I couldn’t sleep on deck last night because it rained and the cushions were wet. The cabin wasn’t nearly as nice to sleep in as the deck but it was warm and dry; always a good thing. Again I wake early before the dawn. I watch the world wake in monotone until the sun finally rises after 7am bringing colour to the bay.
It’s so beautiful and calm here. The glassy water reflects the yachts, trees and clouds. I jump in for a quick swim with Mum. It’s a brilliant way to freshen up and start the day. Then we breakfast on healthy yoghurt, honey, nectarine and museli. I am enjoying the health eating that we are having. It’s such a contrast to the food in Indonesia, which I find quite heavy and complex. Perhaps it’s not my favourite cuisine after all. Maybe I do prefer a simpler diet of fresh foods with herbs instead of spices.
We decide to go sailing today. The wind picks up and we should get some good options under its power. We are optimistic as we leave the bay. But the wind, weather and sea have other ideas. No sooner are we out from behind the Seven Islands than the skies open, the wind start gusting and the white horses start running on top of the waves. We motor into the wind, waves and driving rain to seek shelter in a bay further east. At one point Mum and I need to tie down the dingy on the front of the boat and Dad reports we were up there in 35knot gusts. The average wind speed is still about 18 knots but the gusts are strong. It’s kind of fun. The boat and Dad can handle it so all Mum and I can do is enjoy the experience of crashing over waves and being hit by sea spray and stinging rain.
Before long we reach the sheltered safety of Sogut. The village sits at the head of a gorgeous bowl-shaped bay with gently sloping rocky beaches for swimming, two restaurants and a yacht club. The restaurant jetties are busy so we opt to anchor at the other end of the bay. I row the shore lines to shore, tie them off then swim back to the boat. The water is warm despite the rain shower that just passed by (the storm has stopped now).
Lunch devoured we set off on foot to explore the tiny village. The yacht club is fenced off but we walk in and look around. It’s not our scene (and we are gently escorted from the premises too). The villagers’ gardens are filled to bursting with food plants. There’s olives, oranges, pomegranate, figs, herbs, vegetables and many other things. I love this kind of gardening. We walk a loop and are faced with this bridge. Alone I wouldn’t have walked it. But Mum and Dad are adventurous types so across we go.
The one striking thing I have noticed so far here in a Turkey are the dogs and cats. They are everywhere. The cats beg for food and pats. The dogs just lounge around unconcerned by the people traffic. They own the place and are confident in that ownership.

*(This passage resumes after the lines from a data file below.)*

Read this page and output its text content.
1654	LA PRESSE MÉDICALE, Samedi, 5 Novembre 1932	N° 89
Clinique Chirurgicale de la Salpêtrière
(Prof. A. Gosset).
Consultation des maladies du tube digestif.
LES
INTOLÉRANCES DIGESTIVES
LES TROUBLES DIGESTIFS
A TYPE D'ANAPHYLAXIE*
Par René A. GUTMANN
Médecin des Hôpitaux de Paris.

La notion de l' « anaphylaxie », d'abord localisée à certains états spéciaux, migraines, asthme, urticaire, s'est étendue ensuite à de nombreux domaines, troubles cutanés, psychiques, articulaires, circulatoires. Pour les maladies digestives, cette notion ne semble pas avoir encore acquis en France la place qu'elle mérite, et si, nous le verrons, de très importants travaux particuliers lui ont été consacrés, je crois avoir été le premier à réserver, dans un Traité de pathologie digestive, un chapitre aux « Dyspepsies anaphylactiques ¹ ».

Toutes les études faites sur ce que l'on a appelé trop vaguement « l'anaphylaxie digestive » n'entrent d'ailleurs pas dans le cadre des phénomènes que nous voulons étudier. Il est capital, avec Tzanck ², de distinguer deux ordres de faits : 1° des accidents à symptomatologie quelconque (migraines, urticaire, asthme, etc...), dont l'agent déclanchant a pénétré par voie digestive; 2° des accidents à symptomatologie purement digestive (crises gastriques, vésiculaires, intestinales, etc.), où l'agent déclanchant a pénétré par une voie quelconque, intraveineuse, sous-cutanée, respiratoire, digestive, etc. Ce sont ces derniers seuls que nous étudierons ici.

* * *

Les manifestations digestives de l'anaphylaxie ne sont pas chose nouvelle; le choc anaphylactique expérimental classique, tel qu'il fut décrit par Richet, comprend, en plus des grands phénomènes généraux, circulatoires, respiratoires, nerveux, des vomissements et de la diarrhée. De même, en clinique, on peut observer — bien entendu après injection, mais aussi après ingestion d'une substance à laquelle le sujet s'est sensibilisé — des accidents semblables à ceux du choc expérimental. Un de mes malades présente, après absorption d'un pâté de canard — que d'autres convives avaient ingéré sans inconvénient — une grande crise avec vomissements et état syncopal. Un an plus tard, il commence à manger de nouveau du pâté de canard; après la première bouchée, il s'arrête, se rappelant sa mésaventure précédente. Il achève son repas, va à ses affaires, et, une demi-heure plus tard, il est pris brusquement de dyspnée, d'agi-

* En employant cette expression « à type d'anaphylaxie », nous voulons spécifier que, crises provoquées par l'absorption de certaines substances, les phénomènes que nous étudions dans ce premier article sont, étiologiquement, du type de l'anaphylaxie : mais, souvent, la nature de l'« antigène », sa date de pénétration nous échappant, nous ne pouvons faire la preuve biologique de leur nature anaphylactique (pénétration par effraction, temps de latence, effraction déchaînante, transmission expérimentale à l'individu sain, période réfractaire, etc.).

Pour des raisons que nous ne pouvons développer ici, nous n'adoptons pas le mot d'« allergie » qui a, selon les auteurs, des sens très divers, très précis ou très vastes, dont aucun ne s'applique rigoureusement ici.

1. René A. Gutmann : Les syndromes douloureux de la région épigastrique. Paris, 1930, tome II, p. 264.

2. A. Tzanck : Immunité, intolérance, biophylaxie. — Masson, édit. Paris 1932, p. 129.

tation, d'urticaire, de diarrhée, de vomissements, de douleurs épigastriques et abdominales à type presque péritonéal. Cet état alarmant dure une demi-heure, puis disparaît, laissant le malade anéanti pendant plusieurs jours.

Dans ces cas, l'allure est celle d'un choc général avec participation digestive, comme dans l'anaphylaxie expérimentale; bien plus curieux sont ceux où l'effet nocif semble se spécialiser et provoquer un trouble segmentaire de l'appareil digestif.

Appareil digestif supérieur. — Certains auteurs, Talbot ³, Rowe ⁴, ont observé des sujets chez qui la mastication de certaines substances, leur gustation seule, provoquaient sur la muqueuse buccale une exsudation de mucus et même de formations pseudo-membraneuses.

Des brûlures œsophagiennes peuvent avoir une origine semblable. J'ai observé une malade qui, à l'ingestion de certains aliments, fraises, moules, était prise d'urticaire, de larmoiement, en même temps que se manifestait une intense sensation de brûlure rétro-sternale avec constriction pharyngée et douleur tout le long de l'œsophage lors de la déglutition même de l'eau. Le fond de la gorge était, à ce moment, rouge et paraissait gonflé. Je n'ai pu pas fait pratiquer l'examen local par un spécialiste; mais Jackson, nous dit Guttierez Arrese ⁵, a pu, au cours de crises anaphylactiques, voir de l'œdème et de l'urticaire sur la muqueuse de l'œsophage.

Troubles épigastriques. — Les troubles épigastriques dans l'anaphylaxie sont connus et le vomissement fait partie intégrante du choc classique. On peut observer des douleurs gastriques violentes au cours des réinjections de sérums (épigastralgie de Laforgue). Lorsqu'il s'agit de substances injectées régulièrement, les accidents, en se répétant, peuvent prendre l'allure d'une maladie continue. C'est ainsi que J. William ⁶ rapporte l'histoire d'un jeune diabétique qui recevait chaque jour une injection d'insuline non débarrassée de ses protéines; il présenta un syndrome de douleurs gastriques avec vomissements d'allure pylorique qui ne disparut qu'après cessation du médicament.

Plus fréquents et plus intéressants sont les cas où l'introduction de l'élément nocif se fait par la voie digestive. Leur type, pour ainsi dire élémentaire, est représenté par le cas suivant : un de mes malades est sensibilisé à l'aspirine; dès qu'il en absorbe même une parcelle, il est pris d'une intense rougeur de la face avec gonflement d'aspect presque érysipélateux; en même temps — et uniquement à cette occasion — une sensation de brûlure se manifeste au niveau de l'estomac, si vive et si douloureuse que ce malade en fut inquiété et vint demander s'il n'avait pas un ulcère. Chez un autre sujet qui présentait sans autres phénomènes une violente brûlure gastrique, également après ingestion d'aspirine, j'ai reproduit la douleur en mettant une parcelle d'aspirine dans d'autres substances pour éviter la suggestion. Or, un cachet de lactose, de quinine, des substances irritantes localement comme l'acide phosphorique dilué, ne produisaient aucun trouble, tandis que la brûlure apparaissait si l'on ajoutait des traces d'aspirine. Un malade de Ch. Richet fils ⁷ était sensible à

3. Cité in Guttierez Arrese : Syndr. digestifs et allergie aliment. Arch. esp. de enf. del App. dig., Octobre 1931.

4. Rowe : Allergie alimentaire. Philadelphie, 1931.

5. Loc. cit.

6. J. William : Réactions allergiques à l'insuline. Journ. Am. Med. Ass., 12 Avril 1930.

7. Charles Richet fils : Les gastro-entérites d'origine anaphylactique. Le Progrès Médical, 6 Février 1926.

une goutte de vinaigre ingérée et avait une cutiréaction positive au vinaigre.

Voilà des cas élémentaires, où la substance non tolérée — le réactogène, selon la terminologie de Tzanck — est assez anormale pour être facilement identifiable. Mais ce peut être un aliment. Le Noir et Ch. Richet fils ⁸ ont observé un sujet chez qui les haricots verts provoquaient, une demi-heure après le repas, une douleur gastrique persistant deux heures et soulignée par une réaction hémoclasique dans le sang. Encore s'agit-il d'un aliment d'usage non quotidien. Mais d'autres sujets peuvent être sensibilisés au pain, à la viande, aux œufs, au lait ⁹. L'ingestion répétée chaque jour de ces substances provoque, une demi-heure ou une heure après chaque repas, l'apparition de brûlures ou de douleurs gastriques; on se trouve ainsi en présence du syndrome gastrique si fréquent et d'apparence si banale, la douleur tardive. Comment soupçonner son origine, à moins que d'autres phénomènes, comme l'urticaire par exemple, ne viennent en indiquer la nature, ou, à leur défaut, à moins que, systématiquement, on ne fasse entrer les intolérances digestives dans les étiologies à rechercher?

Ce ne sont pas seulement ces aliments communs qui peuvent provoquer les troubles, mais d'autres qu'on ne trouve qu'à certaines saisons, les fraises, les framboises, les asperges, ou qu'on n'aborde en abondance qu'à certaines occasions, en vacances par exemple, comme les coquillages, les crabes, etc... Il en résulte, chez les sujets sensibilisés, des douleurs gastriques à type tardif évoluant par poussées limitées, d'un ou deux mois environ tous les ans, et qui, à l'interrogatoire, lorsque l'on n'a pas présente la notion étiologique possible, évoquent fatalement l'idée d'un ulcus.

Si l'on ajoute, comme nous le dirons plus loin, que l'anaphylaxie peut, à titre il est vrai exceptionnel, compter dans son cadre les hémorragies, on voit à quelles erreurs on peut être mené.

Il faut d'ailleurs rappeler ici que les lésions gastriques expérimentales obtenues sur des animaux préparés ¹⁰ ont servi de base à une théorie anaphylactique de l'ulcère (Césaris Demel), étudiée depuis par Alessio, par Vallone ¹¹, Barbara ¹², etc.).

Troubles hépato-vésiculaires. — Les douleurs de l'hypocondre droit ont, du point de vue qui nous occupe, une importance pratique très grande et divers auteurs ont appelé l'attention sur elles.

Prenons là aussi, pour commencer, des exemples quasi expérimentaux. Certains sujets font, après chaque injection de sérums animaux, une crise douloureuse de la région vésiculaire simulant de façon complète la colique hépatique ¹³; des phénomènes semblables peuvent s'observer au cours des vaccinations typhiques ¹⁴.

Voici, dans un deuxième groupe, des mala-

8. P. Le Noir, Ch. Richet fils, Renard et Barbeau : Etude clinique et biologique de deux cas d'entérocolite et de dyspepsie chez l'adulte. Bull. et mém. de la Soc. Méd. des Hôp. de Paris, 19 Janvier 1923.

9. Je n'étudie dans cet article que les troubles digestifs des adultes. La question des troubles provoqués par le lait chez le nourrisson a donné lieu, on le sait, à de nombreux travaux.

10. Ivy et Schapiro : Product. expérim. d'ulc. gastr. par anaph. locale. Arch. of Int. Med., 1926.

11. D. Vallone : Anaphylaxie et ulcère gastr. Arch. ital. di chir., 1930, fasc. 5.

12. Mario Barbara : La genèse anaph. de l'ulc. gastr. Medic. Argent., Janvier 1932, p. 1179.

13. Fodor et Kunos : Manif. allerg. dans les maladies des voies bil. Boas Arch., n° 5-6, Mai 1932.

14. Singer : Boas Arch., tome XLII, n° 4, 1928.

We return to the boat and relax for a while. Mum and Dad read; I work. Around 6pm I feel the need to get out so I jump in the dingy and go for a row. I row right across the bay and back. It takes about 40 minutes return and feels so good. There’s an engine on the dingy but where’s the fun in that. Then it’s time to get changed and go back to shore because we’ve decided to eat at the other restaurant. It’s got a nice atmosphere but is set up for British guests. The menu is all meat and chips. We don’t realise until a flotilla group arrives and expect the koftes to be Turkish style not rissoles and the mixed grill to include some frilled egg plant and peppers but hey, we enjoy the night and watching the flotilla group interact with each other. By the time we return to the boat it’s dark and we all retire to our bunks to fall asleep listening to the rain falling on the sea.